Employees to move to Cortez and Texas; several jobs cut
Coy Bryant, carbon-dioxide production manager for Kinder Morgan, works out of the firm’s Cortez office, an office that will grow as the firm closes its Durango operation and partly consolidates in Cortez.

Kinder Morgan has confirmed that it’s closing its Durango office and moving about 19 people to Cortez and Texas, as a result of the delay on its Lobos Pipeline and St. Johns CO2 source field projects.

Company spokesperson Sara Loeffelholz said when the transition is completed “over the next several months,” seven positions will have been eliminated.

About 25 people staff the office at 185 Suttle St., she said. Roughly 85 employees are based in the office in Cortez.

“As a result of the previously announced delay of the Lobos Pipeline and St. Johns CO2 source field development project, Kinder Morgan will close its office in Durango, Colorado, which served primarily as a temporary construction office,” Loeffelholz said in an emailed statement. “Kinder Morgan will relocate the majority of personnel that were assigned to the Durango office to other locations, including the company’s Cortez, Colorado, office and offices in Midland and Houston, Texas. This transition will take place over the next several months.”
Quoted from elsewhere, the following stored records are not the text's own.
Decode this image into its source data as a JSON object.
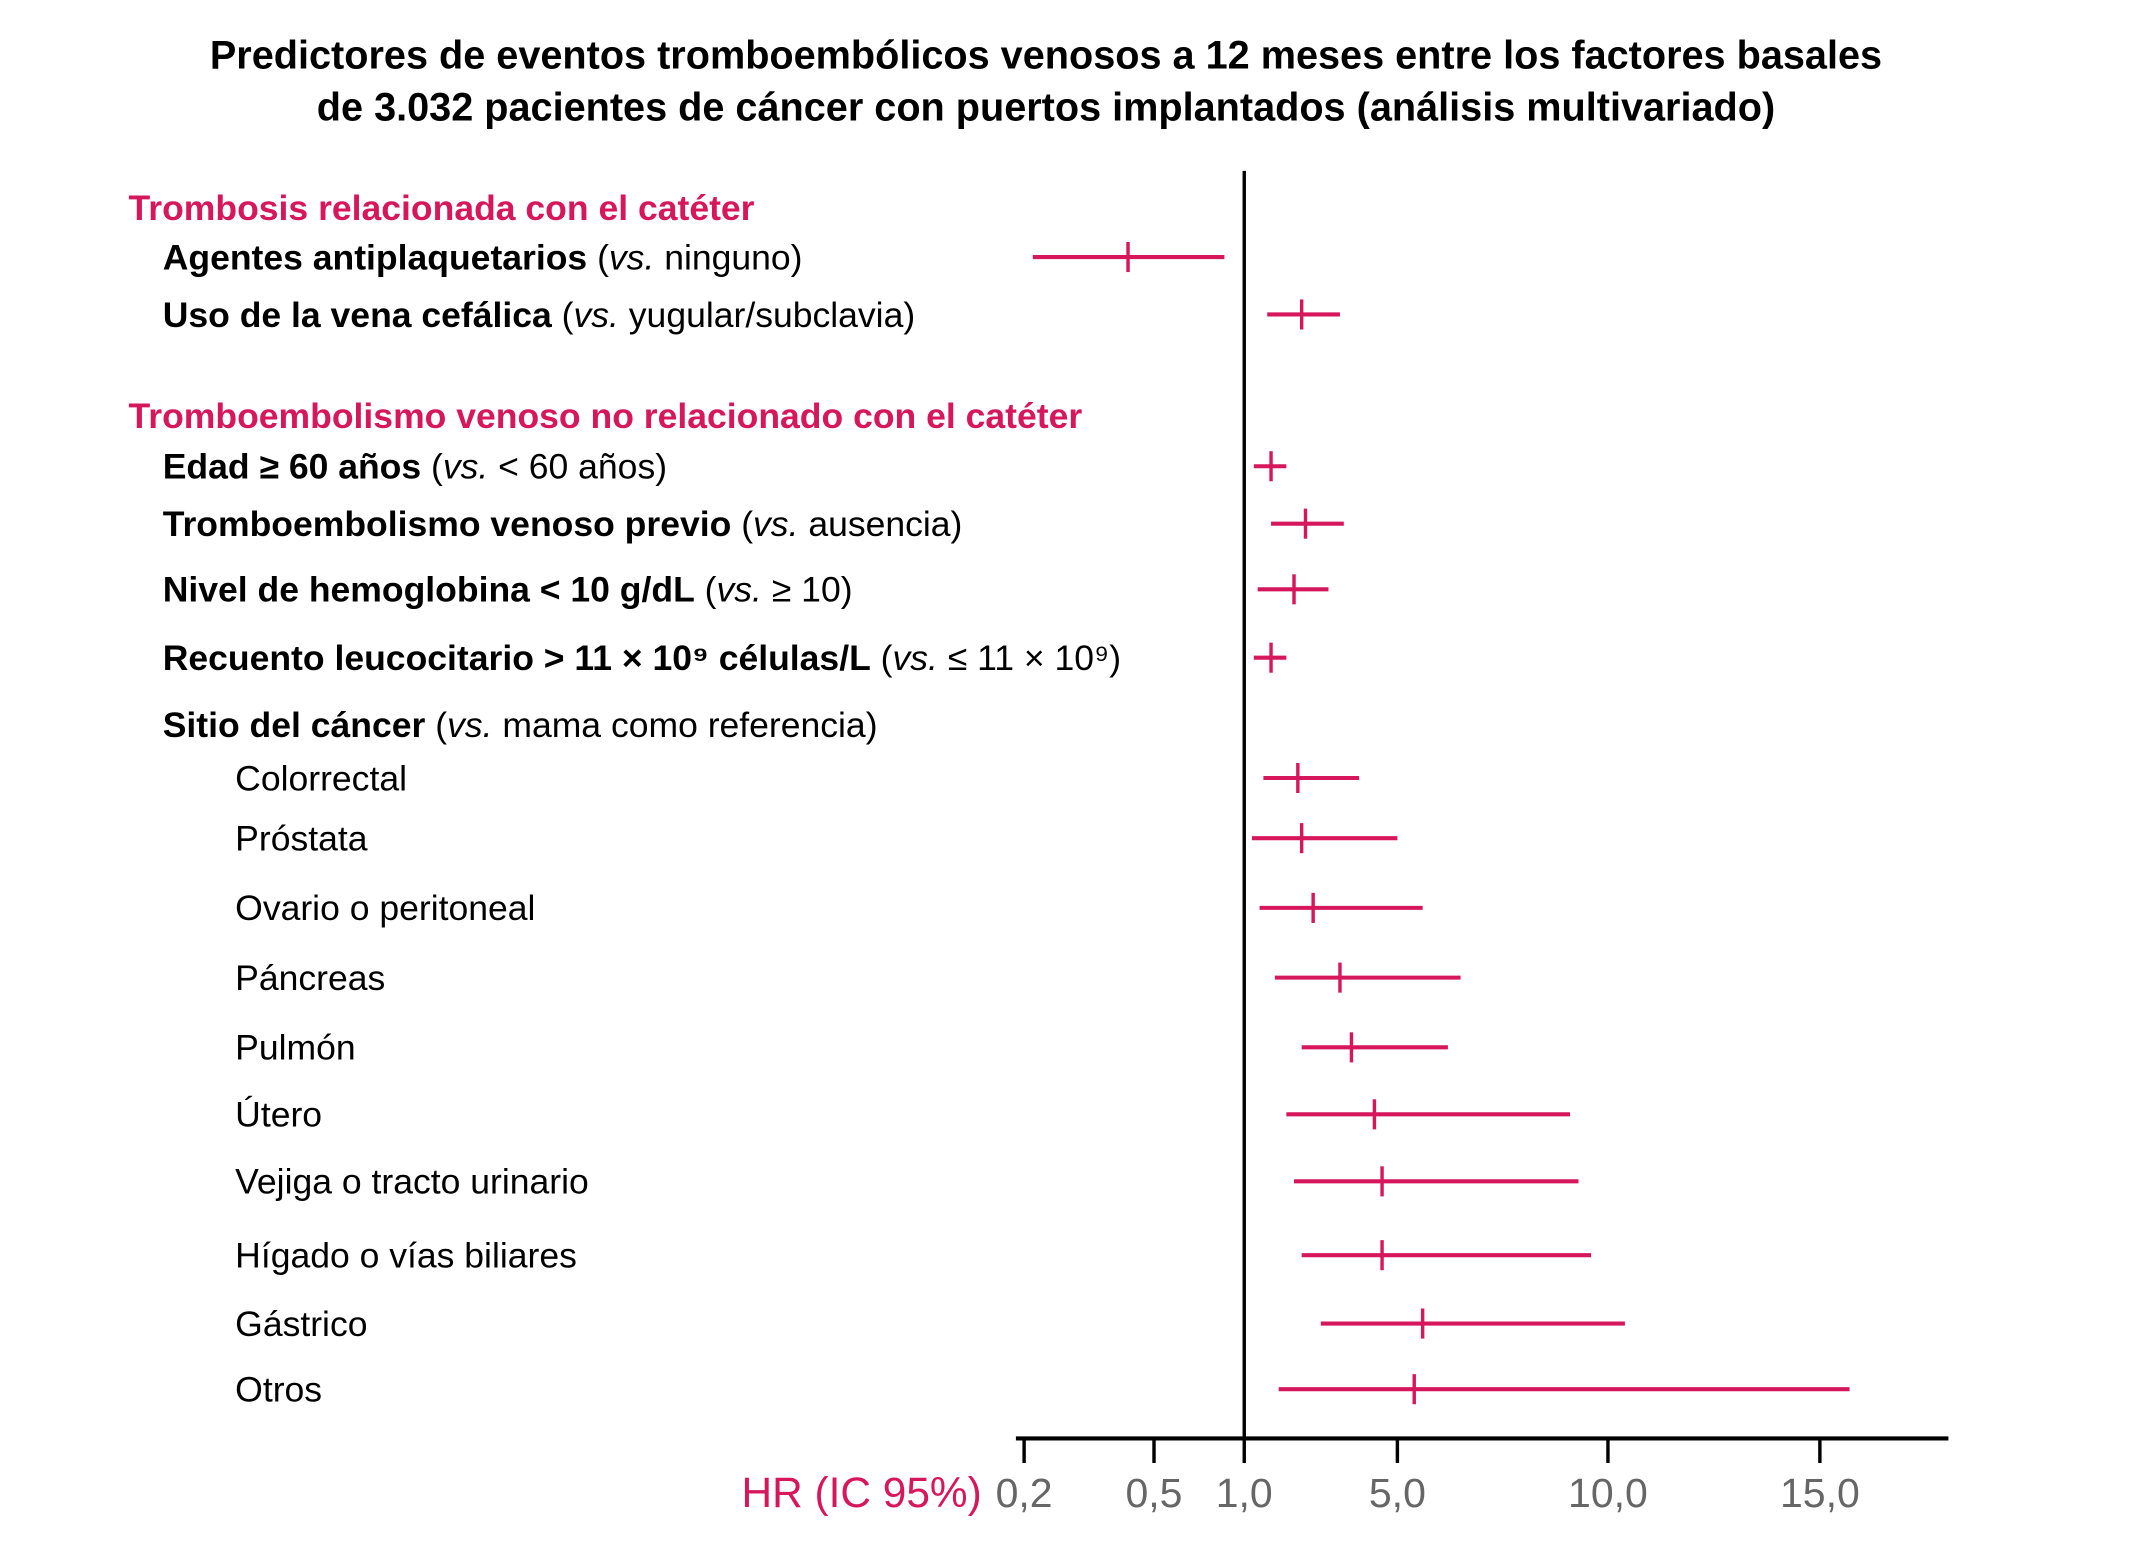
{
  "chart_data": {
    "type": "forest",
    "title": "Predictores de eventos tromboembólicos venosos a 12 meses entre los factores basales de 3.032 pacientes de cáncer con puertos implantados (análisis multivariado)",
    "title_lines": [
      "Predictores de eventos tromboembólicos venosos a 12 meses entre los factores basales",
      "de 3.032 pacientes de cáncer con puertos implantados (análisis multivariado)"
    ],
    "xlabel": "HR (IC 95%)",
    "reference_line": 1.0,
    "x_ticks": [
      0.2,
      0.5,
      1.0,
      5.0,
      10.0,
      15.0
    ],
    "x_tick_labels": [
      "0,2",
      "0,5",
      "1,0",
      "5,0",
      "10,0",
      "15,0"
    ],
    "xlim": [
      0.2,
      18
    ],
    "marker_color": "#d6175c",
    "rows": [
      {
        "kind": "header",
        "label": "Trombosis relacionada con el catéter"
      },
      {
        "kind": "item",
        "bold": "Agentes antiplaquetarios",
        "vs": "vs.",
        "rest": "ninguno)",
        "hr": 0.44,
        "lo": 0.22,
        "hi": 0.89
      },
      {
        "kind": "item",
        "bold": "Uso de la vena cefálica",
        "vs": "vs.",
        "rest": "yugular/subclavia)",
        "hr": 2.5,
        "lo": 1.6,
        "hi": 3.5
      },
      {
        "kind": "header",
        "label": "Tromboembolismo venoso no relacionado con el catéter"
      },
      {
        "kind": "item",
        "bold": "Edad ≥ 60 años",
        "vs": "vs.",
        "rest": "< 60 años)",
        "hr": 1.7,
        "lo": 1.25,
        "hi": 2.1
      },
      {
        "kind": "item",
        "bold": "Tromboembolismo venoso previo",
        "vs": "vs.",
        "rest": "ausencia)",
        "hr": 2.6,
        "lo": 1.7,
        "hi": 3.6
      },
      {
        "kind": "item",
        "bold": "Nivel de hemoglobina < 10 g/dL",
        "vs": "vs.",
        "rest": "≥ 10)",
        "hr": 2.3,
        "lo": 1.35,
        "hi": 3.2
      },
      {
        "kind": "item",
        "bold": "Recuento leucocitario > 11 × 10⁹ células/L",
        "vs": "vs.",
        "rest": "≤ 11 × 10⁹)",
        "hr": 1.7,
        "lo": 1.25,
        "hi": 2.1
      },
      {
        "kind": "item",
        "bold": "Sitio del cáncer",
        "vs": "vs.",
        "rest": "mama como referencia)"
      },
      {
        "kind": "sub",
        "label": "Colorrectal",
        "hr": 2.4,
        "lo": 1.5,
        "hi": 4.0
      },
      {
        "kind": "sub",
        "label": "Próstata",
        "hr": 2.5,
        "lo": 1.2,
        "hi": 5.0
      },
      {
        "kind": "sub",
        "label": "Ovario o peritoneal",
        "hr": 2.8,
        "lo": 1.4,
        "hi": 5.6
      },
      {
        "kind": "sub",
        "label": "Páncreas",
        "hr": 3.5,
        "lo": 1.8,
        "hi": 6.5
      },
      {
        "kind": "sub",
        "label": "Pulmón",
        "hr": 3.8,
        "lo": 2.5,
        "hi": 6.2
      },
      {
        "kind": "sub",
        "label": "Útero",
        "hr": 4.4,
        "lo": 2.1,
        "hi": 9.1
      },
      {
        "kind": "sub",
        "label": "Vejiga o tracto urinario",
        "hr": 4.6,
        "lo": 2.3,
        "hi": 9.3
      },
      {
        "kind": "sub",
        "label": "Hígado o vías biliares",
        "hr": 4.6,
        "lo": 2.5,
        "hi": 9.6
      },
      {
        "kind": "sub",
        "label": "Gástrico",
        "hr": 5.6,
        "lo": 3.0,
        "hi": 10.4
      },
      {
        "kind": "sub",
        "label": "Otros",
        "hr": 5.4,
        "lo": 1.9,
        "hi": 15.7
      }
    ]
  }
}
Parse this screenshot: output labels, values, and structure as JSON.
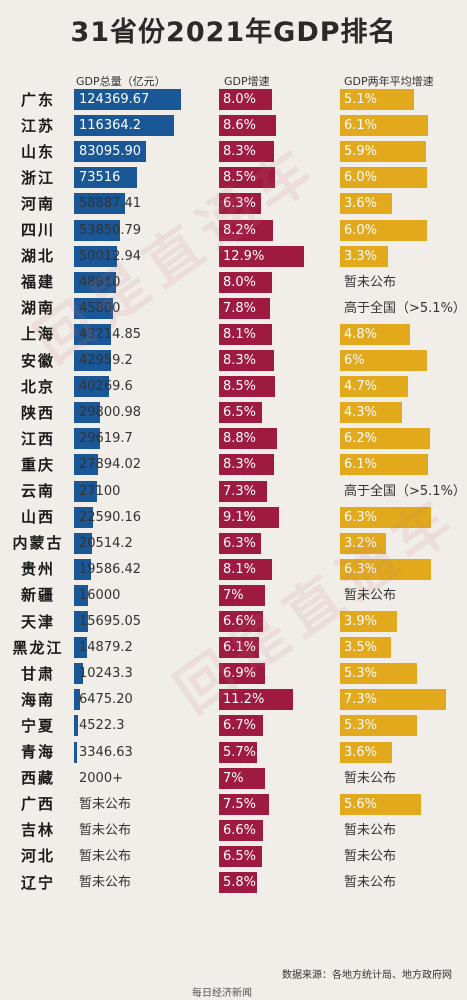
{
  "title": "31省份2021年GDP排名",
  "column_headers": {
    "gdp_total": "GDP总量（亿元）",
    "gdp_growth": "GDP增速",
    "two_year_growth": "GDP两年平均增速"
  },
  "footer": {
    "source": "数据来源：各地方统计局、地方政府网",
    "credit": "每日经济新闻"
  },
  "watermark": "回是直通车",
  "colors": {
    "total_bar": "#1a5796",
    "growth_bar": "#9e1a41",
    "avg_bar": "#e1a91b",
    "background": "#f1ede8"
  },
  "chart_data": {
    "type": "bar",
    "title": "31省份2021年GDP排名",
    "series": [
      {
        "name": "GDP总量（亿元）",
        "labels": [
          "124369.67",
          "116364.2",
          "83095.90",
          "73516",
          "58887.41",
          "53850.79",
          "50012.94",
          "48810",
          "45800",
          "43214.85",
          "42959.2",
          "40269.6",
          "29800.98",
          "29619.7",
          "27894.02",
          "27100",
          "22590.16",
          "20514.2",
          "19586.42",
          "16000",
          "15695.05",
          "14879.2",
          "10243.3",
          "6475.20",
          "4522.3",
          "3346.63",
          "2000+",
          "暂未公布",
          "暂未公布",
          "暂未公布",
          "暂未公布"
        ],
        "values": [
          124369.67,
          116364.2,
          83095.9,
          73516,
          58887.41,
          53850.79,
          50012.94,
          48810,
          45800,
          43214.85,
          42959.2,
          40269.6,
          29800.98,
          29619.7,
          27894.02,
          27100,
          22590.16,
          20514.2,
          19586.42,
          16000,
          15695.05,
          14879.2,
          10243.3,
          6475.2,
          4522.3,
          3346.63,
          null,
          null,
          null,
          null,
          null
        ]
      },
      {
        "name": "GDP增速",
        "labels": [
          "8.0%",
          "8.6%",
          "8.3%",
          "8.5%",
          "6.3%",
          "8.2%",
          "12.9%",
          "8.0%",
          "7.8%",
          "8.1%",
          "8.3%",
          "8.5%",
          "6.5%",
          "8.8%",
          "8.3%",
          "7.3%",
          "9.1%",
          "6.3%",
          "8.1%",
          "7%",
          "6.6%",
          "6.1%",
          "6.9%",
          "11.2%",
          "6.7%",
          "5.7%",
          "7%",
          "7.5%",
          "6.6%",
          "6.5%",
          "5.8%"
        ],
        "values": [
          8.0,
          8.6,
          8.3,
          8.5,
          6.3,
          8.2,
          12.9,
          8.0,
          7.8,
          8.1,
          8.3,
          8.5,
          6.5,
          8.8,
          8.3,
          7.3,
          9.1,
          6.3,
          8.1,
          7,
          6.6,
          6.1,
          6.9,
          11.2,
          6.7,
          5.7,
          7,
          7.5,
          6.6,
          6.5,
          5.8
        ]
      },
      {
        "name": "GDP两年平均增速",
        "labels": [
          "5.1%",
          "6.1%",
          "5.9%",
          "6.0%",
          "3.6%",
          "6.0%",
          "3.3%",
          "暂未公布",
          "高于全国（>5.1%）",
          "4.8%",
          "6%",
          "4.7%",
          "4.3%",
          "6.2%",
          "6.1%",
          "高于全国（>5.1%）",
          "6.3%",
          "3.2%",
          "6.3%",
          "暂未公布",
          "3.9%",
          "3.5%",
          "5.3%",
          "7.3%",
          "5.3%",
          "3.6%",
          "暂未公布",
          "5.6%",
          "暂未公布",
          "暂未公布",
          "暂未公布"
        ],
        "values": [
          5.1,
          6.1,
          5.9,
          6.0,
          3.6,
          6.0,
          3.3,
          null,
          null,
          4.8,
          6,
          4.7,
          4.3,
          6.2,
          6.1,
          null,
          6.3,
          3.2,
          6.3,
          null,
          3.9,
          3.5,
          5.3,
          7.3,
          5.3,
          3.6,
          null,
          5.6,
          null,
          null,
          null
        ]
      }
    ],
    "categories": [
      "广东",
      "江苏",
      "山东",
      "浙江",
      "河南",
      "四川",
      "湖北",
      "福建",
      "湖南",
      "上海",
      "安徽",
      "北京",
      "陕西",
      "江西",
      "重庆",
      "云南",
      "山西",
      "内蒙古",
      "贵州",
      "新疆",
      "天津",
      "黑龙江",
      "甘肃",
      "海南",
      "宁夏",
      "青海",
      "西藏",
      "广西",
      "吉林",
      "河北",
      "辽宁"
    ]
  }
}
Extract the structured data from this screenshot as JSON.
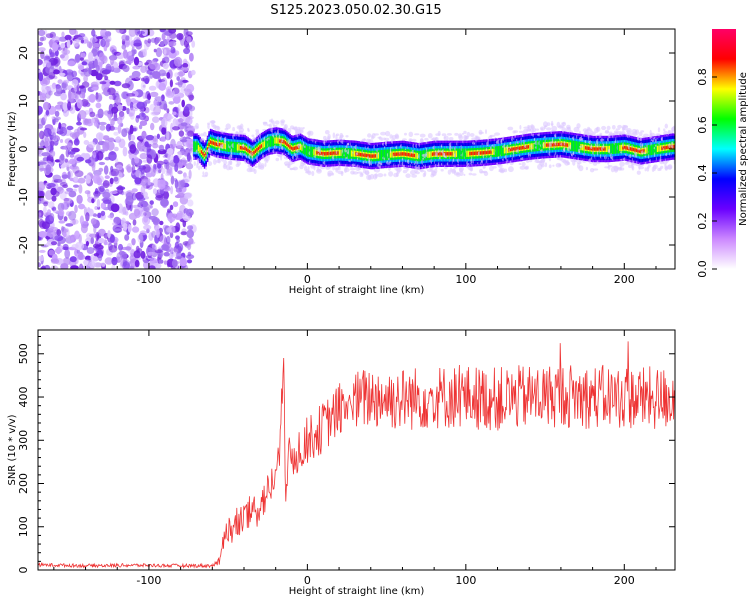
{
  "page_title": "S125.2023.050.02.30.G15",
  "chart_data": [
    {
      "type": "heatmap",
      "xlabel": "Height of straight line (km)",
      "ylabel": "Frequency (Hz)",
      "xlim": [
        -170,
        232
      ],
      "ylim": [
        -25,
        25
      ],
      "xticks": [
        -100,
        0,
        100,
        200
      ],
      "yticks": [
        -20,
        -10,
        0,
        10,
        20
      ],
      "grid": false,
      "noise_region_x": [
        -170,
        -72
      ],
      "ridge": {
        "x": [
          -70,
          -65,
          -62,
          -58,
          -50,
          -40,
          -35,
          -30,
          -25,
          -20,
          -15,
          -10,
          -5,
          0,
          10,
          20,
          30,
          40,
          50,
          60,
          70,
          80,
          90,
          100,
          110,
          120,
          130,
          140,
          150,
          160,
          170,
          180,
          190,
          200,
          210,
          220,
          230
        ],
        "y": [
          0.5,
          -1.5,
          1.5,
          1.0,
          0.5,
          0.2,
          -1.0,
          0.5,
          1.5,
          1.8,
          1.5,
          0.0,
          0.5,
          -0.5,
          -1.0,
          -0.8,
          -1.0,
          -1.5,
          -1.2,
          -1.0,
          -1.5,
          -1.0,
          -1.0,
          -1.0,
          -0.8,
          -0.5,
          0.0,
          0.5,
          0.8,
          1.0,
          0.5,
          0.0,
          0.0,
          0.3,
          -0.5,
          0.0,
          0.5
        ]
      },
      "colorbar": {
        "label": "Normalized spectral amplitude",
        "range": [
          0.0,
          1.0
        ],
        "ticks": [
          0.0,
          0.2,
          0.4,
          0.6,
          0.8
        ],
        "colors": [
          "#ffffff",
          "#cc88ff",
          "#6a00ff",
          "#0000ff",
          "#00ffff",
          "#00ff00",
          "#ffff00",
          "#ff0000",
          "#ff0066"
        ]
      }
    },
    {
      "type": "line",
      "xlabel": "Height of straight line (km)",
      "ylabel": "SNR (10 * v/v)",
      "xlim": [
        -170,
        232
      ],
      "ylim": [
        0,
        555
      ],
      "xticks": [
        -100,
        0,
        100,
        200
      ],
      "yticks": [
        0,
        100,
        200,
        300,
        400,
        500
      ],
      "grid": false,
      "series": [
        {
          "color": "#ee3333",
          "x": [
            -170,
            -140,
            -110,
            -80,
            -60,
            -55,
            -52,
            -48,
            -40,
            -32,
            -25,
            -20,
            -17,
            -15,
            -14,
            -12,
            -5,
            0,
            10,
            20,
            30,
            40,
            60,
            80,
            100,
            120,
            140,
            160,
            180,
            200,
            220,
            232
          ],
          "y": [
            12,
            10,
            11,
            10,
            10,
            20,
            100,
            90,
            120,
            140,
            180,
            220,
            280,
            520,
            200,
            250,
            280,
            300,
            330,
            370,
            390,
            400,
            395,
            400,
            400,
            395,
            400,
            405,
            400,
            400,
            395,
            400
          ],
          "spread": [
            4,
            4,
            4,
            4,
            4,
            10,
            35,
            35,
            40,
            45,
            45,
            50,
            50,
            60,
            60,
            55,
            55,
            55,
            60,
            60,
            70,
            75,
            75,
            75,
            75,
            75,
            75,
            75,
            75,
            75,
            75,
            75
          ]
        }
      ]
    }
  ]
}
The Albuquerque Business Journal reported in January that the energy giant withdrew its right-of-way application with the U.S. Bureau of Land Management for the proposed Lobos CO2 Pipeline because of the falling price of oil.

The $1 billion project included the development of the St. Johns CO2 source field in Apache County, Arizona, and the Cortez Pipeline expansion from central to southeastern New Mexico.

When the announcement was made, company officials stressed that the Lobos CO2 Pipeline project was being shelved, not terminated.

“We have not canceled the Lobos Pipeline Project but rather delayed it for the time being given current market conditions,” said Jesse Arenivas, president of Kinder Morgan CO2. The pipeline would have run 213 miles from Arizona through New Mexico to the Cortez Pipeline south of Moriarty in Torrance County, New Mexico.